El Salvadoreans have been learning about their new legal tender cryptocurrency Bitcoin (BTC) and have started using the Lightning Network to buy everything from Big Macs to freshly brewed coffee.
El Salvador accepts Bitcoin everywhere
The state-issued Chivo crypto wallet overcame some early teething troubles on app stores and marketplaces to fly to the top of the Apple store’s finance app download list – a result that Salvadoran President Nayib Bukele promptly praised.
Mario Aguiluz, Vice President of Sales at Guatemalan brokerage IBEX Mercado, released a video of himself buying a Starbucks coffee for BTC, a transaction that took just moments to approve using his and a barista’s mobile phones, from inside El Salvador.
“El Salvador now feels like a scavenger quest, wondering who else accepts bitcoin,” he said. Pizza Hut can now be added to the list. Bart Mol, the Founder and Host of the Satoshi Radio Podcast, tweeted about his experiences in El Salvador on “Bitcoin Day,” including a “totally non-custodial” transaction at a restaurant for “26 sats” using “our node back in the Netherlands.”
Other overseas reporters stated that their bitcoin-spending activities had been successful. Michael Saylor, the CEO of the BTC-focused MicroStrategy, called Bitcoin on the Lightning Network “indestructible money traveling at the speed of light,” as did other prominent BTC supporters.
“[There is] now pressure on rival nations to acquire Bitcoin – even if only as a reserve asset – as its architecture substantially incentivizes early adoption,” Edward Snowden, who, like Saylor, provided videos of large brands taking BTC payments in San Salvador, chimed in. Latecomers may come to regret their hesitation.”
A victorious A video showing a “friend” converting BTC to cash in a “fee-free” transaction utilizing one of the government’s new BTC ATMs was also provided by Jack Mallers, the CEO of Strike, the company that has collaborated with Bukele on his Lightning trip.
Domestic businesses were also engaged, aiming to avoid being pushed out of the crypto-commerce events by big-name global names such as Starbucks and Pizza Hut.
From organic “gourmet cafes” and recording studios to women’s fashion labels and telecoms providers, a slew of local businesses turned to social media to announce that they, too, were accepting BTC payment. Dry cleaners and dentists were among those who joined in the fun.
However, there was no shortage of opposition. According to El Diario de Hoy, “hundreds” of Salvadorans took to the streets yesterday in a “massive” protest against the new law, which made BTC legal money as of midnight.

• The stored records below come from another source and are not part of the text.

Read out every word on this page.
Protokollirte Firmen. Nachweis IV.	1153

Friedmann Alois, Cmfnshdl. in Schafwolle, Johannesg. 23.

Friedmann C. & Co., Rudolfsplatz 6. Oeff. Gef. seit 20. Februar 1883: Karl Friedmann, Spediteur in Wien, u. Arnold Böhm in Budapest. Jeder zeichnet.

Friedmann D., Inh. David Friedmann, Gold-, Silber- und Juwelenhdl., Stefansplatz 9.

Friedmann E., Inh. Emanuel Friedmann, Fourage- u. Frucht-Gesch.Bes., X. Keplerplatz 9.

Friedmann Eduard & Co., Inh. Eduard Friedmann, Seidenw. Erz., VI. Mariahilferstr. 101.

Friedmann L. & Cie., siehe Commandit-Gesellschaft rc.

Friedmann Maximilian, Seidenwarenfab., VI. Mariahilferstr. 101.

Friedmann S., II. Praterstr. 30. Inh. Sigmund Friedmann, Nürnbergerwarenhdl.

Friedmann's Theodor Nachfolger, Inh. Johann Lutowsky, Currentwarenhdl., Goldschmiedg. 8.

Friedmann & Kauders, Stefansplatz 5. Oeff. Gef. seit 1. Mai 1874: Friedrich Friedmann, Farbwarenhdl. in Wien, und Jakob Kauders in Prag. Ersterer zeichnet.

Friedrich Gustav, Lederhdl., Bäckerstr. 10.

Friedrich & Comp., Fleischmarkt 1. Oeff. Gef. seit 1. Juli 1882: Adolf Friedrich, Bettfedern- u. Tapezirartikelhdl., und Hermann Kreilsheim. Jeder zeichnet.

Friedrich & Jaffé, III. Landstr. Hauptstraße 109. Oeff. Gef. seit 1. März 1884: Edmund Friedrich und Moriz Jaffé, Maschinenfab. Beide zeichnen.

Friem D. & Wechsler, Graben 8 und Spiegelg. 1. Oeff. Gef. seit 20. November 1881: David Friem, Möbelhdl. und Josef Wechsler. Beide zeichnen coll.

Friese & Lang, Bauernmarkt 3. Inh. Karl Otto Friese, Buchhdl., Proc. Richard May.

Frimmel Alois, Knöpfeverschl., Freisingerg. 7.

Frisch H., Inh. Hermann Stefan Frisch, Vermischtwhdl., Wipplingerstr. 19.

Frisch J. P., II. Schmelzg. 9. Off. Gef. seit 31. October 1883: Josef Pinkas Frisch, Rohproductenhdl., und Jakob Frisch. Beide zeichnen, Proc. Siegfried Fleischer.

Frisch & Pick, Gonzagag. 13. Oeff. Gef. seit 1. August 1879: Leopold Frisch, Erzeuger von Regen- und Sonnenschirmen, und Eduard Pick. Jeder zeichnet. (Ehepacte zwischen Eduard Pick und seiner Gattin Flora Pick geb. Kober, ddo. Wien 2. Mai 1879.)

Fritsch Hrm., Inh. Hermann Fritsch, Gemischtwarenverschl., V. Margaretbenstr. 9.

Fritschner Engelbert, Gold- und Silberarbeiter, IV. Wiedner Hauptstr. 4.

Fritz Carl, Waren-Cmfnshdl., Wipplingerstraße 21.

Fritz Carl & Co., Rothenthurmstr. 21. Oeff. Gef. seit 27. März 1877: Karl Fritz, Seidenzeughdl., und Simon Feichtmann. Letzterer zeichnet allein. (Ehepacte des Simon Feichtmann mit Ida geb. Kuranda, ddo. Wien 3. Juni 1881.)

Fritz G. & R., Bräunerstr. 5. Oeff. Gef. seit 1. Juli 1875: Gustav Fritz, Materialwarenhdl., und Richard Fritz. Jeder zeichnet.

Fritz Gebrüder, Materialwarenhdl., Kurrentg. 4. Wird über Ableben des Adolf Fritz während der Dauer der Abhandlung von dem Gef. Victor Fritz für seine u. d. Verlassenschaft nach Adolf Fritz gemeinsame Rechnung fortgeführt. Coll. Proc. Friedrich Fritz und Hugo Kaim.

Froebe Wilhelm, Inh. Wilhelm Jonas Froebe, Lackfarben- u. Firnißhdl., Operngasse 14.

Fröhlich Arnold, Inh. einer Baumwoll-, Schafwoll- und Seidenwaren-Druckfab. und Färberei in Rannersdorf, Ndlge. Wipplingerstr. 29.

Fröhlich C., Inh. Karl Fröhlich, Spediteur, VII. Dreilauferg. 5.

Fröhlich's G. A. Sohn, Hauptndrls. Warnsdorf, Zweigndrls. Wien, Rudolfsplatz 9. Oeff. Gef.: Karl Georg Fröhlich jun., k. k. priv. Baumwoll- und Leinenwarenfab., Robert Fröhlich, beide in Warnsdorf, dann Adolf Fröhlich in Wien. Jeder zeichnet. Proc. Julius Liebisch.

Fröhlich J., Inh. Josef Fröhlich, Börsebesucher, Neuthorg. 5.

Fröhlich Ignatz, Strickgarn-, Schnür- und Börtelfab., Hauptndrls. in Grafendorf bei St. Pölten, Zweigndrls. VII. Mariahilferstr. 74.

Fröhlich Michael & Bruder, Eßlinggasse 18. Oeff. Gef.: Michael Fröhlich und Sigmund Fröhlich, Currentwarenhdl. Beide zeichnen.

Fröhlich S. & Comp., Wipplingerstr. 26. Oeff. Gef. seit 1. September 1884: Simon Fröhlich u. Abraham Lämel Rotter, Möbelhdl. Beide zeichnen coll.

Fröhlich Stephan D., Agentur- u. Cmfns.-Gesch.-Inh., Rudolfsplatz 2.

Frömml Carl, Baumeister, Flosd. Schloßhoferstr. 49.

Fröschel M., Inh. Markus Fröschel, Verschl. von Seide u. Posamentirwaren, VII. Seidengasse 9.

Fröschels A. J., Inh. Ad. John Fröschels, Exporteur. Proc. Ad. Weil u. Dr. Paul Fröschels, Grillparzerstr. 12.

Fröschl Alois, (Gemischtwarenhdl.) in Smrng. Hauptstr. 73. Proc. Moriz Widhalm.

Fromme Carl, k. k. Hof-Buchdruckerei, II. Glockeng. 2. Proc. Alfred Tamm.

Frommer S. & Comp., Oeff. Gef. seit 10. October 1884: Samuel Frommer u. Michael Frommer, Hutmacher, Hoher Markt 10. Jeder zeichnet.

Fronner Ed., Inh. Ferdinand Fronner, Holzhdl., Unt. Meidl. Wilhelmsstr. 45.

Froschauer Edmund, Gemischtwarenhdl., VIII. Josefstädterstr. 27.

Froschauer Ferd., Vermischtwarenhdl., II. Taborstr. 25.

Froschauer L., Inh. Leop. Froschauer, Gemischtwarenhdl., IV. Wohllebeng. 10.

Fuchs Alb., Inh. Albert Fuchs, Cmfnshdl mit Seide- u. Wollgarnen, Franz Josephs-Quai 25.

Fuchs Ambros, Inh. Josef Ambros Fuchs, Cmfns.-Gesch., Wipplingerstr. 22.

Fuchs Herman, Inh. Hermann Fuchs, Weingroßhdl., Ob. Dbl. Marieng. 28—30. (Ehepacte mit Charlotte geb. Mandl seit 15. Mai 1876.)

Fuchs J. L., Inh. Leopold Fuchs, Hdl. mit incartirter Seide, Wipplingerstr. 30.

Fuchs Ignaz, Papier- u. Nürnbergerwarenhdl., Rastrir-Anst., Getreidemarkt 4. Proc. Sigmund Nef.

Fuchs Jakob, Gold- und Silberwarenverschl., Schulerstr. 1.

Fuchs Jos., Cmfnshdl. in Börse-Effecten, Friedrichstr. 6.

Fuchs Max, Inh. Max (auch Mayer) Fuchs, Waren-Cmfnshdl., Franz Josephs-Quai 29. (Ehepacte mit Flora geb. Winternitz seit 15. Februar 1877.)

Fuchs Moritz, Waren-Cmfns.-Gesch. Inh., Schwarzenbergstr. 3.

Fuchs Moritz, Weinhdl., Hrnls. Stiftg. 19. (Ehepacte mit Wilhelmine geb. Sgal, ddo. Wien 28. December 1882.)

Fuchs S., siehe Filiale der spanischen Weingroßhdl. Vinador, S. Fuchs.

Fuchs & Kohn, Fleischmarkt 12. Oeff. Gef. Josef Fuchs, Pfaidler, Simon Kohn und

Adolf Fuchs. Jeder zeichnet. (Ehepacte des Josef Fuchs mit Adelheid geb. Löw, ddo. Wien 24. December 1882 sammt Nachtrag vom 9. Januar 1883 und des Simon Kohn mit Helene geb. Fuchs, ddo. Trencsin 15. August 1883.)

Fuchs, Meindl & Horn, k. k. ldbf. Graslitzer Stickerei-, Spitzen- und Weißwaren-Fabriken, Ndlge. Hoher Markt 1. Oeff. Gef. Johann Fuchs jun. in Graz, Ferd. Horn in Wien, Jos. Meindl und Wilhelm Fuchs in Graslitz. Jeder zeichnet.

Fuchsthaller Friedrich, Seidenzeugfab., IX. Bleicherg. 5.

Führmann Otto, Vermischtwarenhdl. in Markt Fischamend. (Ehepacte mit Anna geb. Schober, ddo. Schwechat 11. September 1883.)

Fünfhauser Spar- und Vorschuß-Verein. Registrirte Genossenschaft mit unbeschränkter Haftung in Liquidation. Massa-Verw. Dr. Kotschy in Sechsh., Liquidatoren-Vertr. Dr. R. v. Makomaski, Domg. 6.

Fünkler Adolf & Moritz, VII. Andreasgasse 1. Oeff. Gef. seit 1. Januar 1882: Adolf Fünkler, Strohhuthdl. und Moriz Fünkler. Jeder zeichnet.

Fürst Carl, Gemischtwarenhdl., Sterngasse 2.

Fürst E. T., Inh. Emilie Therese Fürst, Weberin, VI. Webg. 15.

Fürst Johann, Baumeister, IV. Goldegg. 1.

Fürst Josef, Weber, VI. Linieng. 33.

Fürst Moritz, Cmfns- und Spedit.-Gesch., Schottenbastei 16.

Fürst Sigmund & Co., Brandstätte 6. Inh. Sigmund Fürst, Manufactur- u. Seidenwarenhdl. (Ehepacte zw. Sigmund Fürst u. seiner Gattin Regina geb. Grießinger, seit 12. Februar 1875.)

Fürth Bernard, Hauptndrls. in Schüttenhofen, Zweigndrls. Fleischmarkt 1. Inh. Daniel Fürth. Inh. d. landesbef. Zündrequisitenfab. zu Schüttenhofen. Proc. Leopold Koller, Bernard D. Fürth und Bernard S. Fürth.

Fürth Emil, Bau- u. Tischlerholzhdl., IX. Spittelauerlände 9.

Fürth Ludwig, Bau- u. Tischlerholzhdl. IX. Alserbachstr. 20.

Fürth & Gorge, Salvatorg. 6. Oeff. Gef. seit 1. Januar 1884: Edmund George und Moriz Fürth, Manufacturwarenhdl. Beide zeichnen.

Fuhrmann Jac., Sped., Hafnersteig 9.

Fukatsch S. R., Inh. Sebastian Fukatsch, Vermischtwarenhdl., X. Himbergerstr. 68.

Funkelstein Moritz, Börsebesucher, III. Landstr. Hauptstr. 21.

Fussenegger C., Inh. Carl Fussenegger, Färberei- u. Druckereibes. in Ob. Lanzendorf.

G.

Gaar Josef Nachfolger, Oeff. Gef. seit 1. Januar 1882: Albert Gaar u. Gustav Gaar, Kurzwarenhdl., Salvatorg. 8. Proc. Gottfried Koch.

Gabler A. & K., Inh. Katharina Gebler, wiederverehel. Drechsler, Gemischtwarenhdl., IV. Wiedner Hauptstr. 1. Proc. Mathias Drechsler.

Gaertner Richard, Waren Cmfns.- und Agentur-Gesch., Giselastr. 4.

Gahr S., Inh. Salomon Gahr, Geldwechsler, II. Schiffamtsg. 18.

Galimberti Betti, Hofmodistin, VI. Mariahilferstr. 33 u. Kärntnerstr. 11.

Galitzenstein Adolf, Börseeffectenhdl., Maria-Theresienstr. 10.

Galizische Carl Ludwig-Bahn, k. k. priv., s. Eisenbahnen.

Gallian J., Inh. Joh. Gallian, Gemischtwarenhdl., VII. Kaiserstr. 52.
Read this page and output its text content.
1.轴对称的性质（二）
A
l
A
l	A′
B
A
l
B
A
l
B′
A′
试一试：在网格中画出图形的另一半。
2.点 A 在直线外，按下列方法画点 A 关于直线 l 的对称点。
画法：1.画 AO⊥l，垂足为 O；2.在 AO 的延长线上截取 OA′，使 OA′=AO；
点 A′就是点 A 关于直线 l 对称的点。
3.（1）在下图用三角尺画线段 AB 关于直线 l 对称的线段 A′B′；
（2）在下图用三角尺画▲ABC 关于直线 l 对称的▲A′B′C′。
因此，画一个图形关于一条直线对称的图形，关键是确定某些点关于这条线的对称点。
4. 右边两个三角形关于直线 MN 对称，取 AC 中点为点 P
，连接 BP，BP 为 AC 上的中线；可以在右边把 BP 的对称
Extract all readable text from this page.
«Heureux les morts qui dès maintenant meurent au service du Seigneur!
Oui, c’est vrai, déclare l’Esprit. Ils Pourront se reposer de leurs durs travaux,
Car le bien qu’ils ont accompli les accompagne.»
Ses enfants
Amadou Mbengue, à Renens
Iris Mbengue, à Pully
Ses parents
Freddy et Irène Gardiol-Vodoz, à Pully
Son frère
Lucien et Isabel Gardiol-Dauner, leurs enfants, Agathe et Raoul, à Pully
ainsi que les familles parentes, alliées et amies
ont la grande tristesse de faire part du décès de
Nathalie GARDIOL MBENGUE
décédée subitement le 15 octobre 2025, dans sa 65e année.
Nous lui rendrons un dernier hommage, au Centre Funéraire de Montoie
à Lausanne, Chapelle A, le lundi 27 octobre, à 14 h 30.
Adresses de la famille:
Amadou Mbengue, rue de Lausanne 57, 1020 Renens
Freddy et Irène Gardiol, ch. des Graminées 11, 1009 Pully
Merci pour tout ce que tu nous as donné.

The same news organization raised privacy concerns about the government-issued software. Users must enable the Chivo app access to their microphone, camera, and storage, as well as their contacts, according to the report.
According to the publication, a computer scientist stated: “Other digital wallets don’t ask for or require that kind of information”. It’s pointless. This was an example of extremely terrible conduct in terms of privacy and data protection, according to a local software programmer.